I therefore ask the Minister this, and she does not have to reply in this debate. I do not want to put her on the spot, but she knows that I have raised this issue before. Could we focus on putting health outcomes into the delivery dashboard? I am focusing on cancer. I think that the one-year figures in the delivery dashboard would be transformative. We have the figures. They are broken down by CCG. There is no reason why they could not be put into the dashboard. I am speaking with high-ranking officials—I will not name names, but the Minister will know who they are, because she knows whom I am meeting—in NHS England, and they cannot see any reason why that should not happen either, so we need to push on this. If we are serious about saving by 2014-15 or 2015-16 those extra 5,000 cancer lives—that was described to me as above the already improving trend line—we have to ensure that health outcomes are in the DNA of the NHS and that CCG chief executives are focused on them and know that if they do not deliver and they underperform, there are levers of accountability that will really put the spotlight on them. That is how we will improve outcomes in the NHS and how we have to drive forward improvements in the NHS.

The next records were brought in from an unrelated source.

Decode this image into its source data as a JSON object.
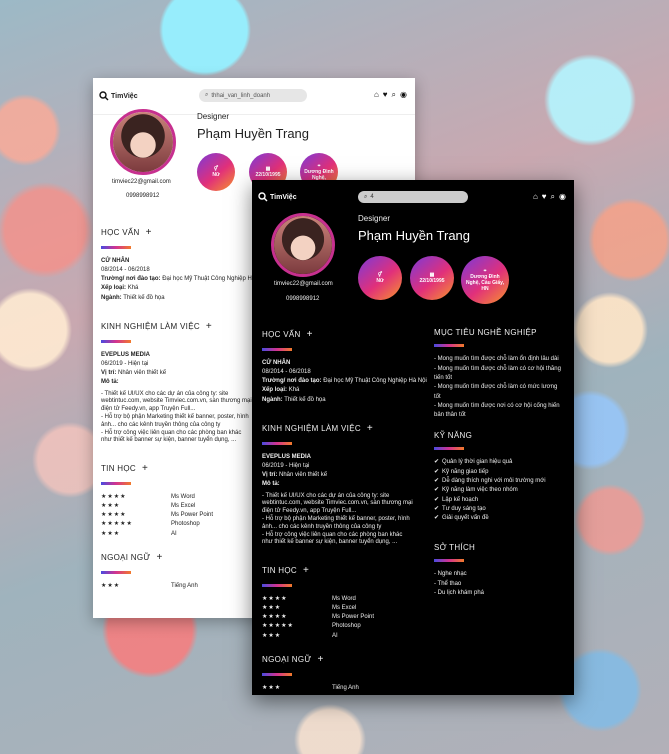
{
  "brand": "TimViệc",
  "search": {
    "light_value": "thhai_van_linh_doanh",
    "dark_value": "4"
  },
  "profile": {
    "role": "Designer",
    "name": "Phạm Huyền Trang",
    "email": "timviec22@gmail.com",
    "phone": "0998998912"
  },
  "badges": {
    "gender": "Nữ",
    "dob": "22/10/1995",
    "address_light": "Dương Đình Nghệ,",
    "address_dark": "Dương Đình Nghệ, Cầu Giấy, HN"
  },
  "education": {
    "title": "HỌC VẤN",
    "subject": "CỬ NHÂN",
    "period": "08/2014 - 06/2018",
    "school_label": "Trường/ nơi đào tạo:",
    "school": "Đại học Mỹ Thuật Công Nghiệp Hà Nội",
    "rank_label": "Xếp loại:",
    "rank": "Khá",
    "major_label": "Ngành:",
    "major": "Thiết kế đồ họa"
  },
  "experience": {
    "title": "KINH NGHIỆM LÀM VIỆC",
    "company": "EVEPLUS MEDIA",
    "period": "06/2019 - Hiện tại",
    "position_label": "Vị trí:",
    "position": "Nhân viên thiết kế",
    "desc_label": "Mô tả:",
    "desc": "- Thiết kế UI/UX cho các dự án của công ty: site webtintuc.com, website Timviec.com.vn, sàn thương mại điện tử Feedy.vn, app Truyện Full...\n- Hỗ trợ bộ phận Marketing thiết kế banner, poster, hình ảnh... cho các kênh truyền thông của công ty\n- Hỗ trợ công việc liên quan cho các phòng ban khác như thiết kế banner sự kiện, banner tuyển dụng, ..."
  },
  "it": {
    "title": "TIN HỌC",
    "items": [
      {
        "stars": "★★★★",
        "name": "Ms Word"
      },
      {
        "stars": "★★★",
        "name": "Ms Excel"
      },
      {
        "stars": "★★★★",
        "name": "Ms Power Point"
      },
      {
        "stars": "★★★★★",
        "name": "Photoshop"
      },
      {
        "stars": "★★★",
        "name": "AI"
      }
    ]
  },
  "language": {
    "title": "NGOẠI NGỮ",
    "items": [
      {
        "stars": "★★★",
        "name": "Tiếng Anh"
      }
    ]
  },
  "goal": {
    "title": "MỤC TIÊU NGHỀ NGHIỆP",
    "lines": [
      "- Mong muốn tìm được chỗ làm ổn định lâu dài",
      "- Mong muốn tìm được chỗ làm có cơ hội thăng tiến tốt",
      "- Mong muốn tìm được chỗ làm có mức lương tốt",
      "- Mong muốn tìm được nơi có cơ hội cống hiến bản thân tốt"
    ]
  },
  "skills": {
    "title": "KỸ NĂNG",
    "items": [
      "Quản lý thời gian hiệu quả",
      "Kỹ năng giao tiếp",
      "Dễ dàng thích nghi với môi trường mới",
      "Kỹ năng làm việc theo nhóm",
      "Lập kế hoạch",
      "Tư duy sáng tạo",
      "Giải quyết vấn đề"
    ]
  },
  "hobby": {
    "title": "SỞ THÍCH",
    "items": [
      "- Nghe nhạc",
      "- Thể thao",
      "- Du lịch khám phá"
    ]
  },
  "colors": {
    "accent_start": "#4a4adf",
    "accent_mid": "#d3338f",
    "accent_end": "#f27a2b"
  }
}
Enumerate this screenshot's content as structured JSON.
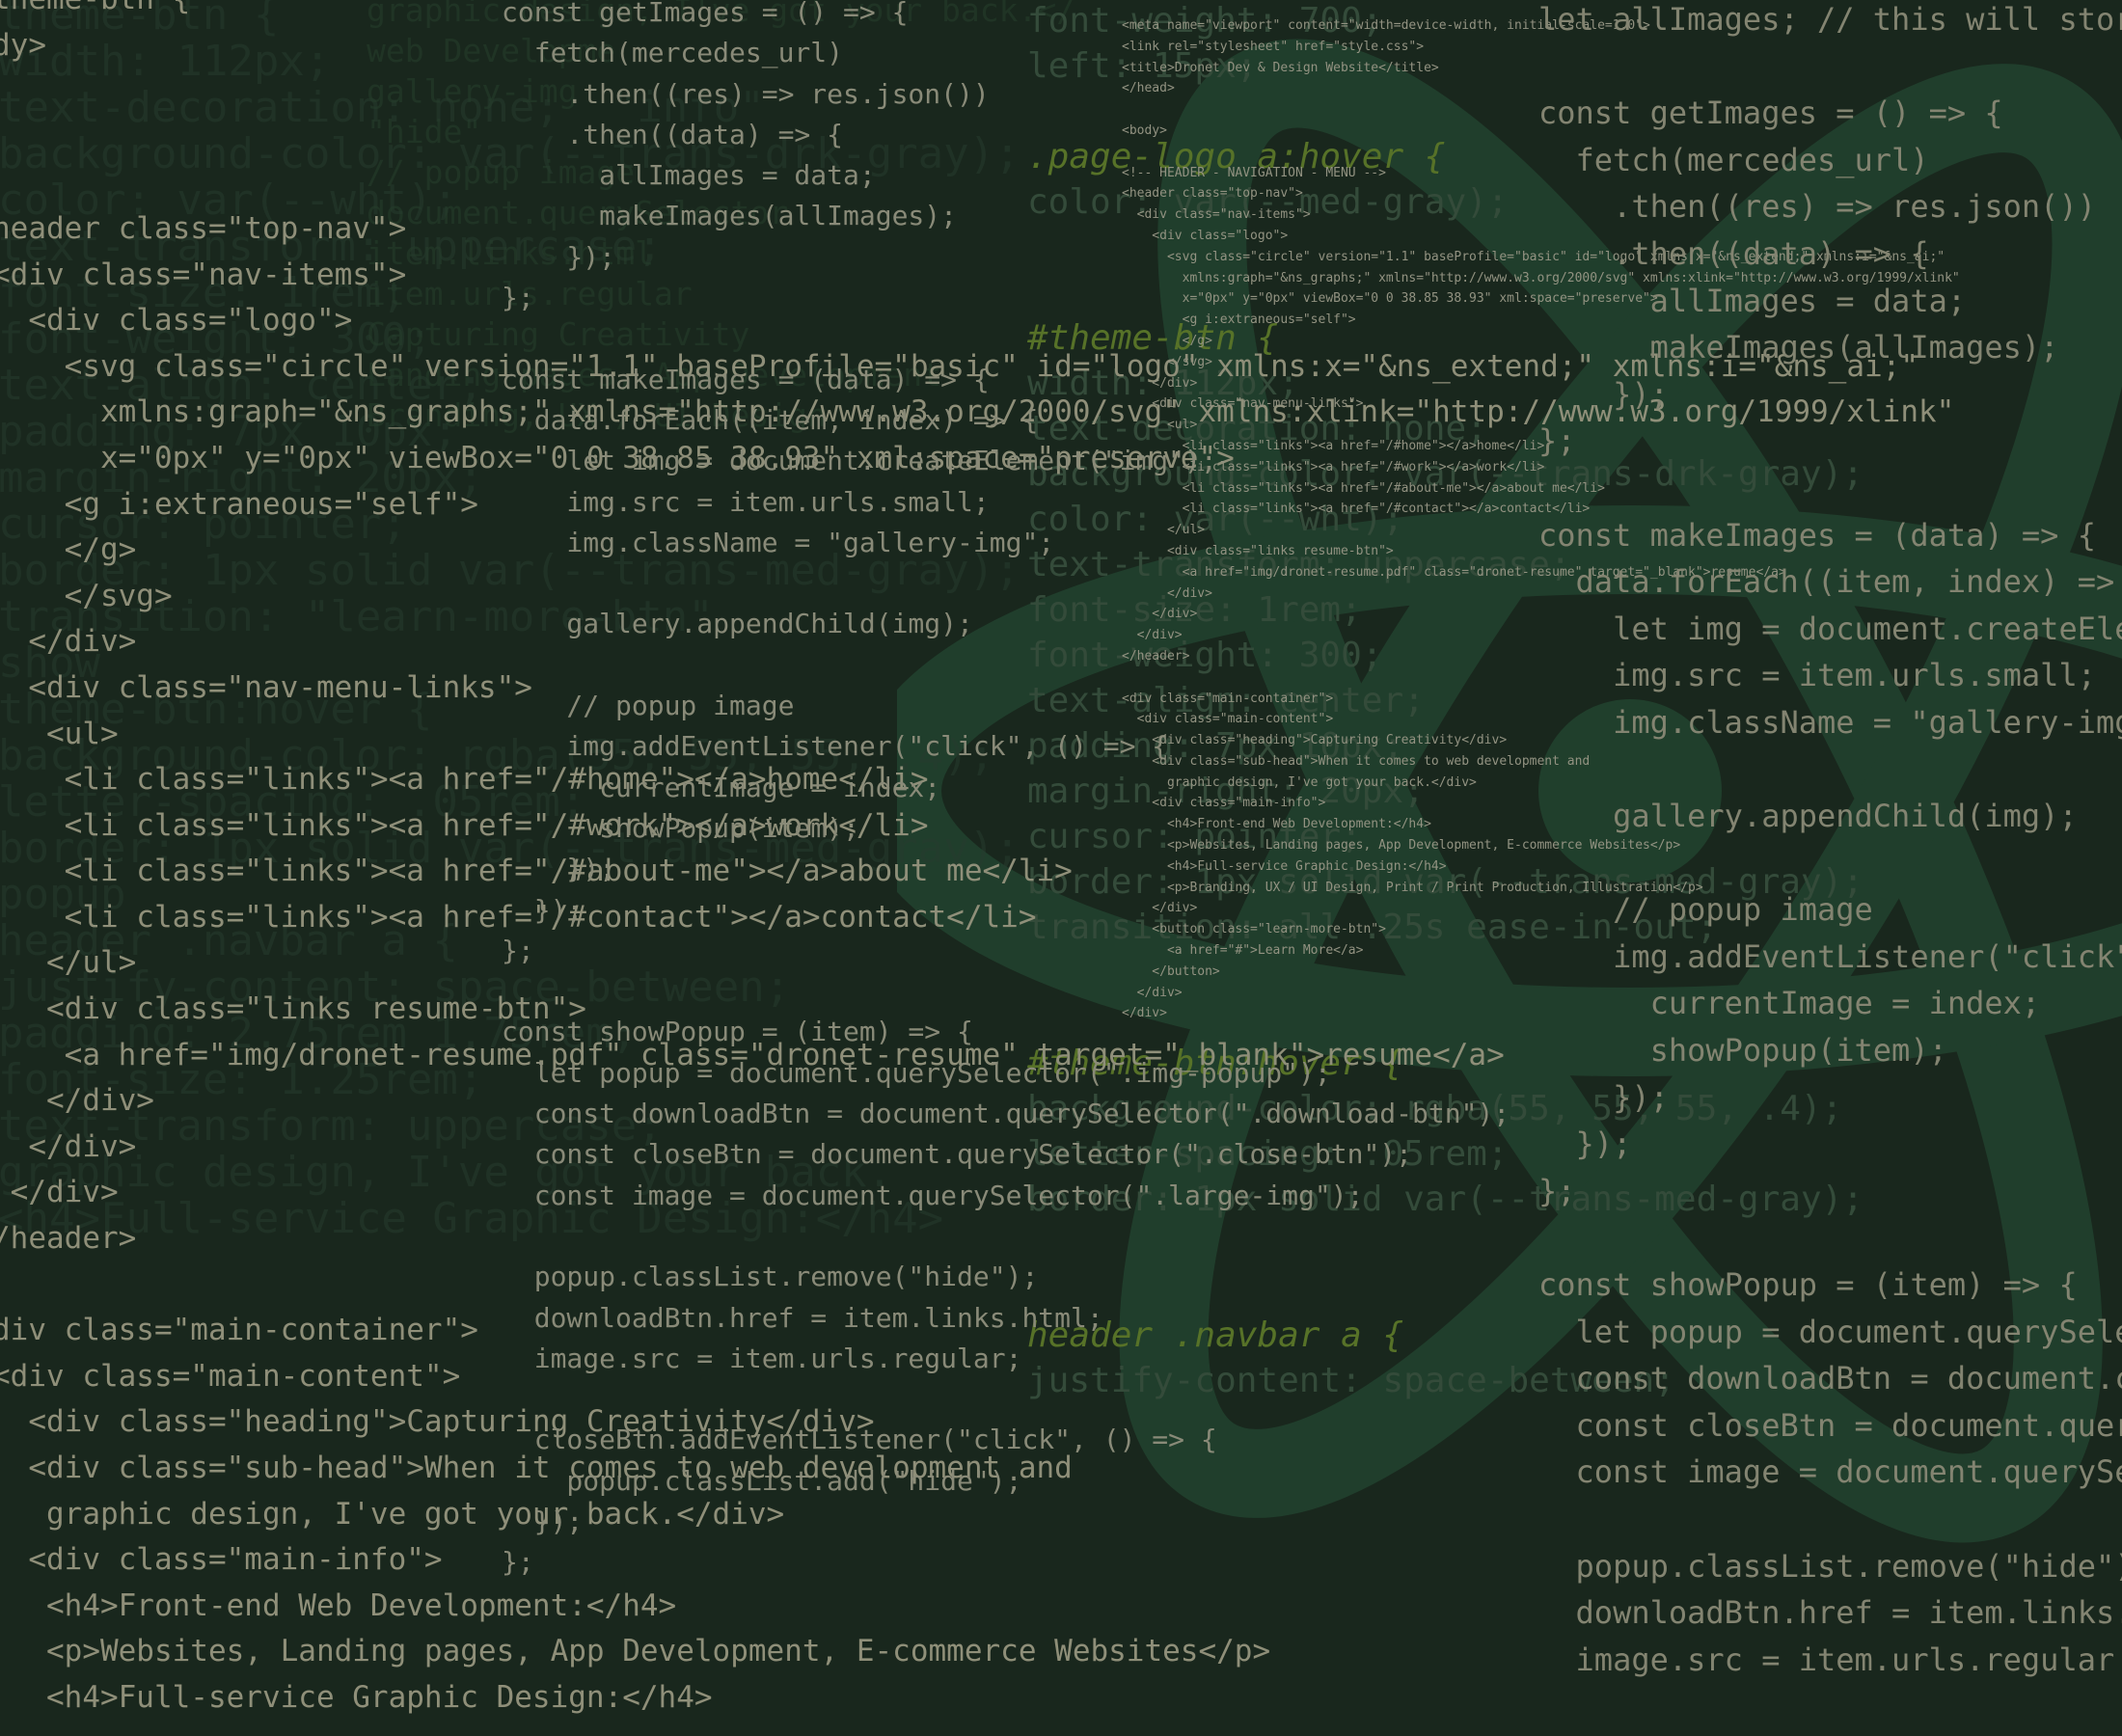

Even if we just meet the average in Europe, that will be 5,000 lives saved, which is a phenomenal number, and that is just the average. The average survival rate in this country is about 68% or perhaps 69%; in Sweden, it is over 80%. That is what we are talking about; that is the potential, but we have to get those outcomes into the DNA of the CCGs, and we are being told and are advocating that the best way to do that is by getting it into the delivery dashboard. I shall leave that point with the Minister. I do not want to thrash it too much. She knows where we are coming from, and we will be raising the issue in December at our Britain Against Cancer conference, which will be attended by 500 or 600 people. The great and the good of the cancer community, including the charities, will come together, and we will focus on that.
May I also ask the Minister this, please? She has had our report from last year, “Cancer across the Domains”. We still have not had a response; there has been no official response from the Department of Health to that report. I spoke with her before the recess. I encourage her, please, to let us have that response, because time is now on the wing, given that we have Britain Against Cancer. If the Minister thinks that she has sent it, I would love to know, because we have not received it. If the fault is at our end, I will be the first to apologise, but we have not received it yet—neither the secretariat nor my office.
In conclusion, Mr Speaker—Mr Chope, my apologies. [Laughter.] I do not know whether you will be standing, Mr Chope, but there is plenty of potential, I am sure. I congratulate the Government. We have the focus on outcomes. We have the one-year measure. We have the tools in the toolbox. However, I suggest that unless we put those one-year figures in the delivery dashboard, we will not be using those tools, and many cancer patients will suffer as a result.